THE BLOG

Why London's Next Mayor Must 'Go Dutch' on Cycling

07/03/2016 12:07 GMT | Updated 07/03/2017 10:12 GMT

For a nation known for their wooden shoes, it's a wonder the Dutch have also come to lead the world in getting about on two wheels. But in any city centre in Holland, it's not the industrial sound of the engine and horn that dominates but the pleasing mechanical rhythm of bike wheels turning.

As we approach the 2016 London Mayoral election, we are again asked what sort of city we want and, for many of us, improved cycling infrastructure and culture are key. This is why the London Cycling Campaign (LCC) 2012 election campaign, 'Love London, Go Dutch' (which we helped to create at Forster) was so successful. It resulted in some of the major cycling projects we're seeing across London today; like the East-West and North-South segregated Cycle Superhighways and 'Mini Holland' programmes. But we still must turn to the Netherlands for inspiration to make London a truly great cycling city.

The LCC has just launched 'Sign for Cycling', its Mayoral elections campaign, and it will be calling on candidates to commit to make London safe and enjoyable for cycling in three key ways:

1. More safe space for cycling on main roads and at junctions - Londoners, and children especially, need more segregated cycle lanes, allowing for safe, direct journeys that don't force people to share space with fast moving or heavy motor traffic.

2. A 'Mini Holland' for every London borough - Waltham Forest, Kingston and Enfield have recently been given funding to make their town centre's more cycle-friendly and encourage more local trips to be made by bike. London's next Mayor must make this funding available to every London borough to transform local areas and enable more local cycling and walking trips.

3. End lorry danger - lorries currently pose the greatest risk to cyclists, which has to change if we want more people to stay safe when cycling in the capital. The next Mayor must ensure that only the safest, smartest lorries are used on London's streets.
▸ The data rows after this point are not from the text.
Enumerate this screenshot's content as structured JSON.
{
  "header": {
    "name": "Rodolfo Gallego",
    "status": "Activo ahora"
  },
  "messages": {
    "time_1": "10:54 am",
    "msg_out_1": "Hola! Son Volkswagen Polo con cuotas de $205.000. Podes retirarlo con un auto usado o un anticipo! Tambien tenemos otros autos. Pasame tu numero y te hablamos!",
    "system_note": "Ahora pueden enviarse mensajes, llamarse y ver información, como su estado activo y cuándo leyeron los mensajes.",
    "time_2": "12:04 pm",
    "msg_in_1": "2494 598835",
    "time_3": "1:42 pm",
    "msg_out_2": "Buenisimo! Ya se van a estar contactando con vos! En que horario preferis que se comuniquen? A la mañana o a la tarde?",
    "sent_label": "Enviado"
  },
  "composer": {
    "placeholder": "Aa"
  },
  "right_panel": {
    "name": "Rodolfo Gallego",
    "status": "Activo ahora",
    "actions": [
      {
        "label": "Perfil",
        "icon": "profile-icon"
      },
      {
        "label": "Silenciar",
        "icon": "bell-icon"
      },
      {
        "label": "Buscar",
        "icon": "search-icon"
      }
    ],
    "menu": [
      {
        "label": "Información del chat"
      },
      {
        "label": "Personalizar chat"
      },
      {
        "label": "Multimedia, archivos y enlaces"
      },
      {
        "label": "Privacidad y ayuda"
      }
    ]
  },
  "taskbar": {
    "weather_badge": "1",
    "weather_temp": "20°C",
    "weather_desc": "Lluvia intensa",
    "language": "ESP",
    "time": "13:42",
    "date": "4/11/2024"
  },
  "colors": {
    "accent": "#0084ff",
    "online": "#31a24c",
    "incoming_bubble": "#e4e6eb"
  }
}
If there is one essential message we can learn from Holland, it's that it takes time to make a change and it requires brave decisions. In the 1970s in Holland, protests took place against the way town centres were being given over to motor vehicles and causing huge numbers of deaths. The 'Stop de Kindermoord' (stop the child murder) campaign and formation of the Fietsersbond Cyclists' Union helped lead to cycling being placed at the heart of town planning, one bike path at a time.

Now, there's a complete system that integrates with the wider transit network and Holland boasts around 30,000 km of cycle paths and almost 5,000 km of special cycling lanes (all this for a population of 17 million people). This, naturally, ensures more people cycle - it builds confidence and convenience. Kids ride to school, older people cycle to the shops, even the King cycles. In the UK, 2% of journeys are made on bike. In Holland, it's over 20%, rising to 38% in Amsterdam and even 61% in the university city of Groningen.

In fact, (as I outlined in a recent article for Soigneur) Groningen faced fierce opposition when it placed bikes ahead of cars in its plans but now it's a source of pride and a place of innovation - there are plans for traffic lights with rain sensors to give quicker priority to cyclists on wet days and heated cycle paths to protect cyclists in the frost. There are many examples that show that building a cycling culture is an ongoing commitment. Near Eindhoven, the world's first solar cycle path has been built; a short stretch that soaks up the sun during the day and lights up at night in the style of Van Gogh's Starry Night. Nearby is the Hovenring, a floating circular cycle bridge elevated above the rest of the traffic, proving great design is both practical and beautiful.

It's exciting to see new infrastructure popping up in London that is finally of Dutch standards, but we deserve more. In London, as many as 9% of deaths are caused by air pollution. Cycling regularly can help prevent cancer, heart disease, strokes, diabetes and mental health problems - we need to help encourage more people onto their bikes. For every km cycled, society enjoys a 16p profit while driving results in a 10p loss... the reasons for improving cycling in London are endless.

If I was to stereotype London as lazily as I did our Dutch friends at the start, what might I say? Scrap that. What about - how would I want us to be seen in the future? I'd want people to say we were a city on the move, pedalling ahead. A city of bikes.

Just as Holland wasn't built in a day, neither will London. And it is the work of organisations like the LCC that are so vital to ensure we get the London we want. Join them in campaigning to ensure the next Mayor is on the right path. To get the London we want, we need to Sign for Cycling.